I could go on and on about the similarities. Both writers build their work around music and theater, for example, and both writers show a love for history in their meticulously researched plots. But, for me, the real parallel between Carpentier and Chee is in the two writers’ shared aesthetic, what Spencer Lenfield calls the “intensified words” that “take on the colors, events, and characters of an enormous opera.” I’m not alone in this judgment. Last month, Chee tweeted: “A Cuban playwright friend is explaining to me how my most recent novel seems more like Latin American baroque to him. À la Alejo Carpentier.”
I meant for this post to kick off my bimonthly series on Cuban literature, so it might seem odd that I’m leading with Chee, a Korean-American author who was raised in South Korea, Hawaii, Truk, Guam, and Maine. But Chee’s playwright friend is onto something, and I think the baroque that he sees in Chee’s writing points to something essential, but paradoxical, about Carpentier: namely, his un-Cuban-ness.
Carpentier is among the most canonical of Cuban writers. His career stretched from the 1920s until his death in 1980; it flowered in the 1940s and 1950s, a moment when Latin American writers were deeply concerned with nationalism, trying to distill the essence of Latin America and its various national literatures into writing. Carpentier contributed to this movement, writing at one point that a writer’s true national identity must come from “using one’s most spontaneous language, listening to that which sings in the most intimate elements of one’s being.”
The irony is that Carpentier’s own claim to cubanidad was relatively tenuous.
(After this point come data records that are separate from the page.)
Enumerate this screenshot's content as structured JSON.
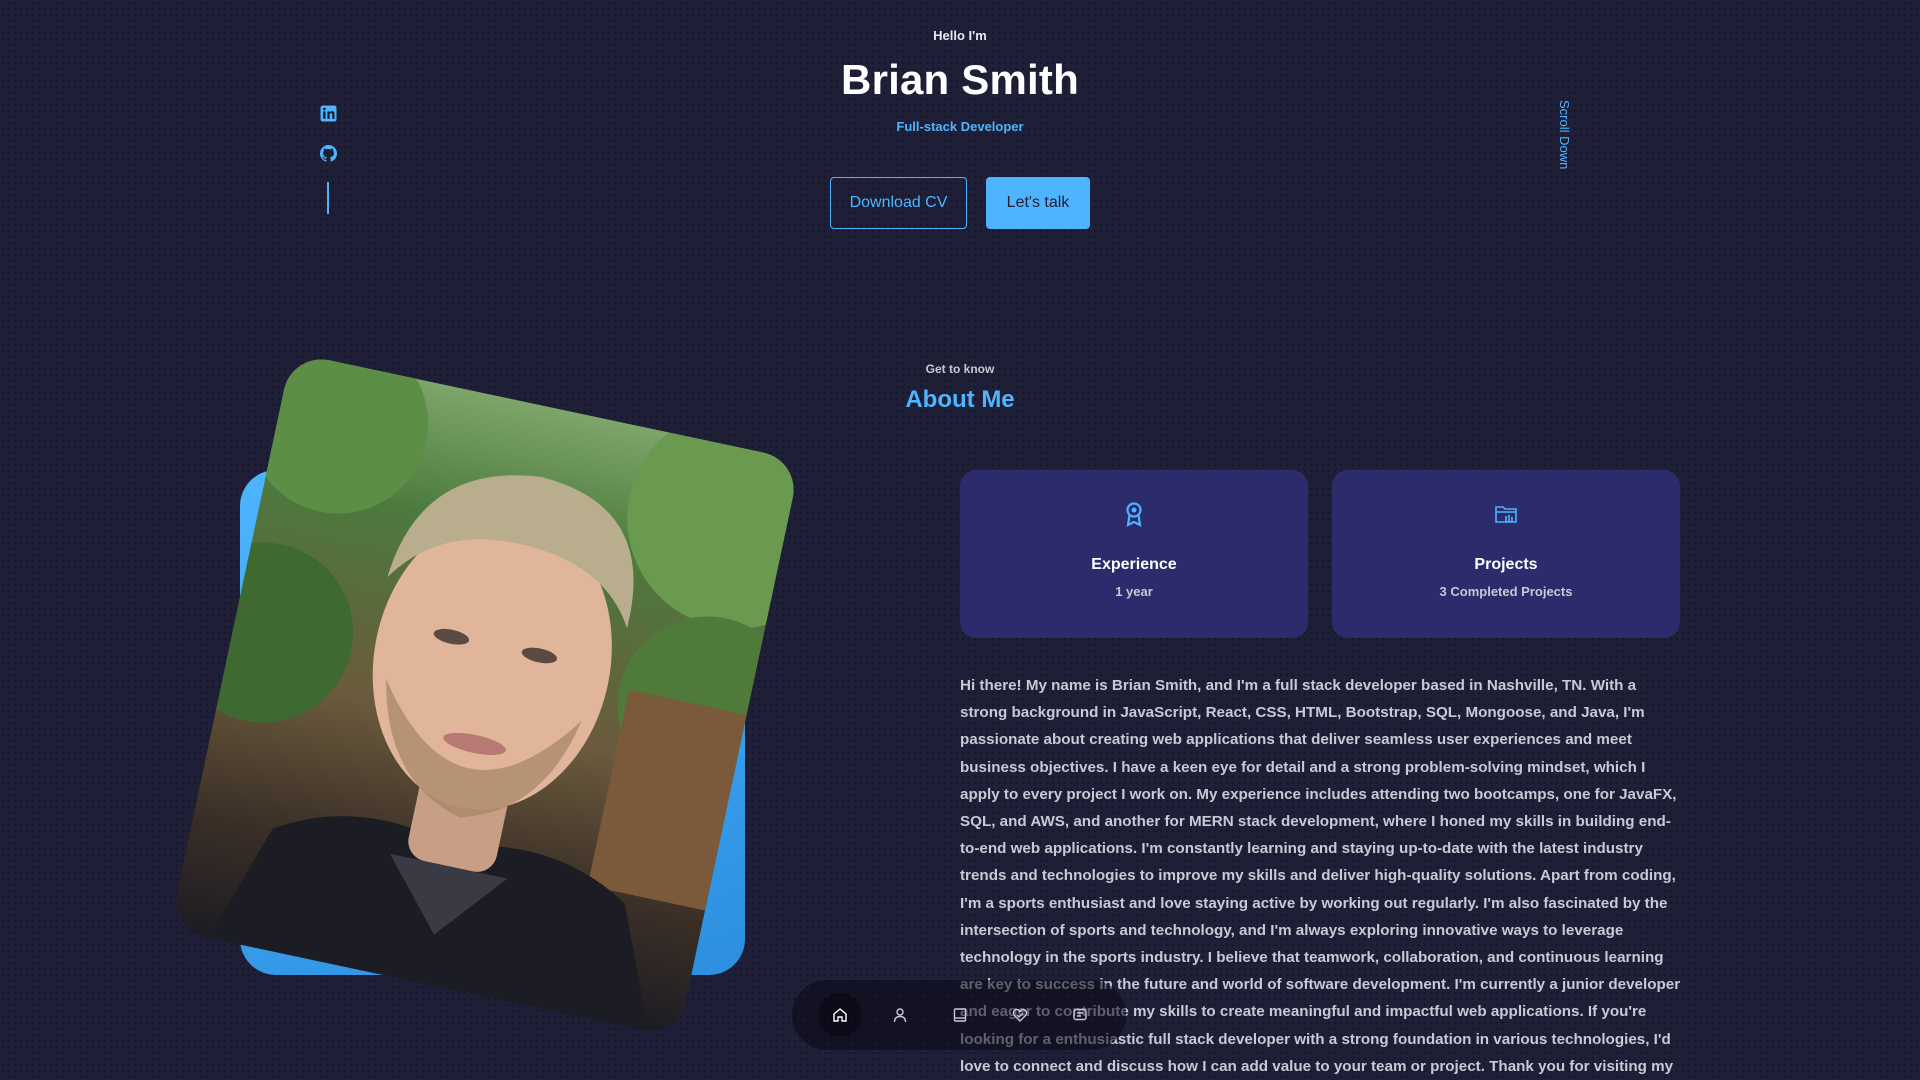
{
  "header": {
    "greeting": "Hello I'm",
    "name": "Brian Smith",
    "role": "Full-stack Developer",
    "download_cv_label": "Download CV",
    "lets_talk_label": "Let's talk",
    "scroll_down_label": "Scroll Down"
  },
  "socials": [
    {
      "icon": "linkedin-icon"
    },
    {
      "icon": "github-icon"
    }
  ],
  "about": {
    "eyebrow": "Get to know",
    "title": "About Me",
    "cards": [
      {
        "icon": "award-icon",
        "title": "Experience",
        "subtitle": "1 year"
      },
      {
        "icon": "folder-icon",
        "title": "Projects",
        "subtitle": "3 Completed Projects"
      }
    ],
    "bio": "Hi there! My name is Brian Smith, and I'm a full stack developer based in Nashville, TN. With a strong background in JavaScript, React, CSS, HTML, Bootstrap, SQL, Mongoose, and Java, I'm passionate about creating web applications that deliver seamless user experiences and meet business objectives. I have a keen eye for detail and a strong problem-solving mindset, which I apply to every project I work on. My experience includes attending two bootcamps, one for JavaFX, SQL, and AWS, and another for MERN stack development, where I honed my skills in building end-to-end web applications. I'm constantly learning and staying up-to-date with the latest industry trends and technologies to improve my skills and deliver high-quality solutions. Apart from coding, I'm a sports enthusiast and love staying active by working out regularly. I'm also fascinated by the intersection of sports and technology, and I'm always exploring innovative ways to leverage technology in the sports industry. I believe that teamwork, collaboration, and continuous learning are key to success in the future and world of software development. I'm currently a junior developer and eager to contribute my skills to create meaningful and impactful web applications. If you're looking for a enthusiastic full stack developer with a strong foundation in various technologies, I'd love to connect and discuss how I can add value to your team or project. Thank you for visiting my"
  },
  "nav": [
    {
      "icon": "home-icon",
      "active": true
    },
    {
      "icon": "user-icon",
      "active": false
    },
    {
      "icon": "book-icon",
      "active": false
    },
    {
      "icon": "services-icon",
      "active": false
    },
    {
      "icon": "message-icon",
      "active": false
    }
  ],
  "colors": {
    "background": "#1f1f38",
    "accent": "#4db5ff",
    "card": "#2c2c6c",
    "text_muted": "#c9c9d6"
  }
}
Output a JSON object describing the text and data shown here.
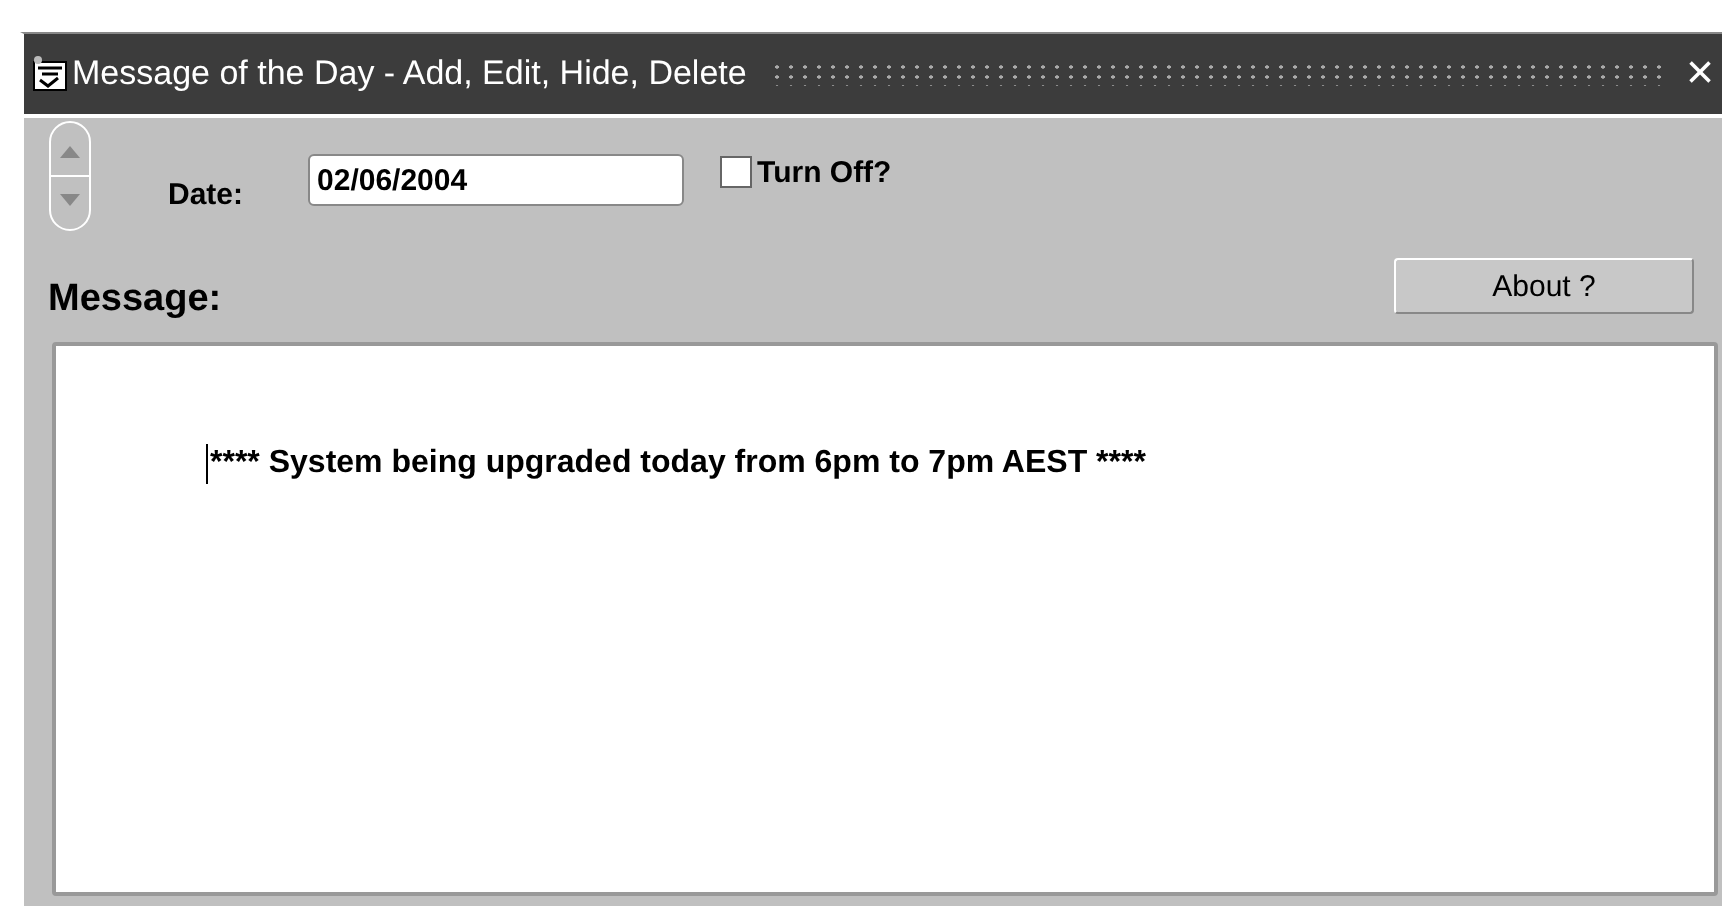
{
  "window": {
    "title": "Message of the Day - Add, Edit, Hide, Delete",
    "close": "×"
  },
  "date": {
    "label": "Date:",
    "value": "02/06/2004"
  },
  "turn_off": {
    "label": "Turn Off?",
    "checked": false
  },
  "message": {
    "label": "Message:",
    "text": "**** System being upgraded today from 6pm to 7pm AEST ****"
  },
  "buttons": [
    {
      "label": "About ?"
    }
  ]
}
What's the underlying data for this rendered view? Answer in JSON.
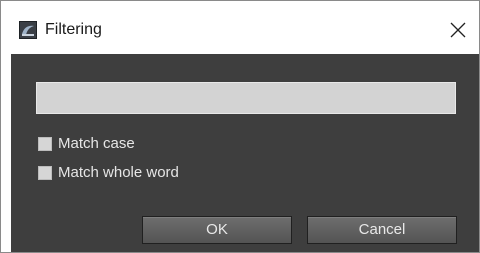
{
  "window": {
    "title": "Filtering",
    "icon": "app-logo-icon",
    "close_icon": "close-icon"
  },
  "filter": {
    "value": "",
    "placeholder": ""
  },
  "options": [
    {
      "label": "Match case",
      "checked": false
    },
    {
      "label": "Match whole word",
      "checked": false
    }
  ],
  "buttons": {
    "ok_label": "OK",
    "cancel_label": "Cancel"
  },
  "colors": {
    "client_background": "#3e3e3e",
    "input_background": "#d3d3d3",
    "button_background": "#5f5f5f",
    "text_light": "#e6e6e6"
  }
}
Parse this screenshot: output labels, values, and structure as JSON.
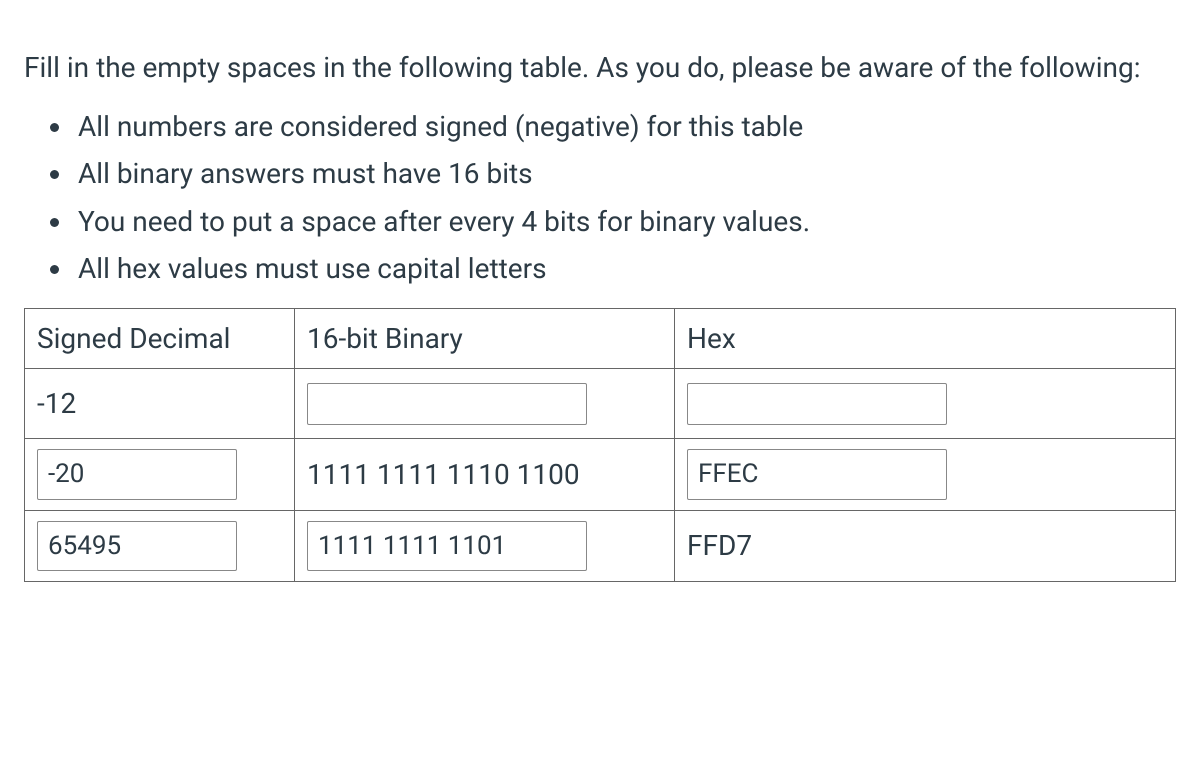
{
  "intro": "Fill in the empty spaces in the following table. As you do, please be aware of the following:",
  "bullets": [
    "All numbers are considered signed (negative) for this table",
    "All binary answers must have 16 bits",
    "You need to put a space after every 4 bits for binary values.",
    "All hex values must use capital letters"
  ],
  "headers": {
    "decimal": "Signed Decimal",
    "binary": "16-bit Binary",
    "hex": "Hex"
  },
  "rows": [
    {
      "decimal": {
        "type": "static",
        "value": "-12"
      },
      "binary": {
        "type": "input",
        "value": ""
      },
      "hex": {
        "type": "input",
        "value": ""
      }
    },
    {
      "decimal": {
        "type": "input",
        "value": "-20"
      },
      "binary": {
        "type": "static",
        "value": "1111 1111 1110 1100"
      },
      "hex": {
        "type": "input",
        "value": "FFEC"
      }
    },
    {
      "decimal": {
        "type": "input",
        "value": "65495"
      },
      "binary": {
        "type": "input",
        "value": "1111 1111 1101"
      },
      "hex": {
        "type": "static",
        "value": "FFD7"
      }
    }
  ]
}
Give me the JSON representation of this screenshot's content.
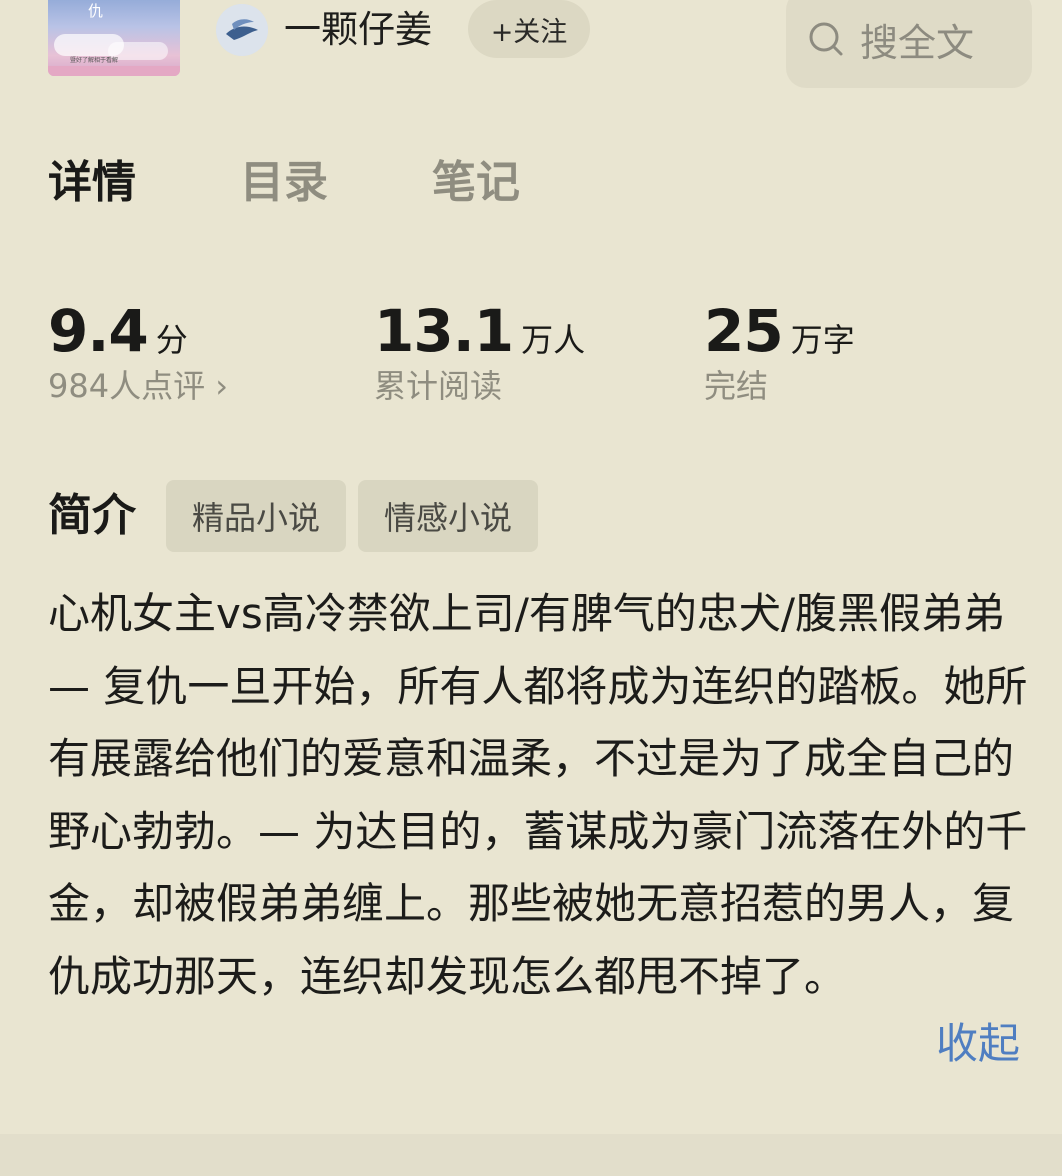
{
  "book": {
    "cover_title": "仇",
    "cover_caption": "暨好了解相于看解"
  },
  "author": {
    "name": "一颗仔姜",
    "follow_label": "+关注"
  },
  "search": {
    "label": "搜全文"
  },
  "tabs": [
    {
      "label": "详情",
      "active": true
    },
    {
      "label": "目录",
      "active": false
    },
    {
      "label": "笔记",
      "active": false
    }
  ],
  "stats": {
    "rating": {
      "value": "9.4",
      "unit": "分",
      "sub": "984人点评 ›"
    },
    "reads": {
      "value": "13.1",
      "unit": "万人",
      "sub": "累计阅读"
    },
    "words": {
      "value": "25",
      "unit": "万字",
      "sub": "完结"
    }
  },
  "intro": {
    "title": "简介",
    "tags": [
      "精品小说",
      "情感小说"
    ],
    "text": "心机女主vs高冷禁欲上司/有脾气的忠犬/腹黑假弟弟 — 复仇一旦开始，所有人都将成为连织的踏板。她所有展露给他们的爱意和温柔，不过是为了成全自己的野心勃勃。— 为达目的，蓄谋成为豪门流落在外的千金，却被假弟弟缠上。那些被她无意招惹的男人，复仇成功那天，连织却发现怎么都甩不掉了。",
    "collapse_label": "收起"
  },
  "colors": {
    "background": "#e9e5d1",
    "link": "#4f7ec1",
    "muted": "#8f8d80"
  }
}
Other authors snickered at his Spanish, which he spoke with a French accent. He always insisted he was born in Cuba, but we now know he was born in Switzerland, to a French father and a Russian mother. He went to school in France, and lived for most of his adult life outside of Cuba. In 1927, to escape persecution from the Machado dictatorship, Carpentier borrowed the passport of a Frenchman, Robert Designs. He passed, easily.
Maybe to compensate for his foreignness, Carpentier insisted that Cuban identity, and Latin American identity more generally, depended on cultural collisions. Much of Latin American culture, he said, was produced from the outside. This accounted for its theatricality, for its exuberance, for its seeming lack of interiority. The extravagance of Latin American baroque art became, for Carpentier, a refuge for the placeless.
“Sometimes you don’t know who you are until you put on a mask,” Chee wrote in “Girl,” his essay about dressing in drag. It’s a notion that Carpentier found at the heart Latin American expression. Chee, I think, would agree. In a follow-up tweet to me, he wrote, “Mexico was the first country I ever felt at home in—a place that could acknowledge me as mixed and whole at the same time.” That’s a good distillation of Carpentier’s descriptions of the Latin American baroque, and it explains how Chee’s serves as a worthy introduction to the works of the Cuban author.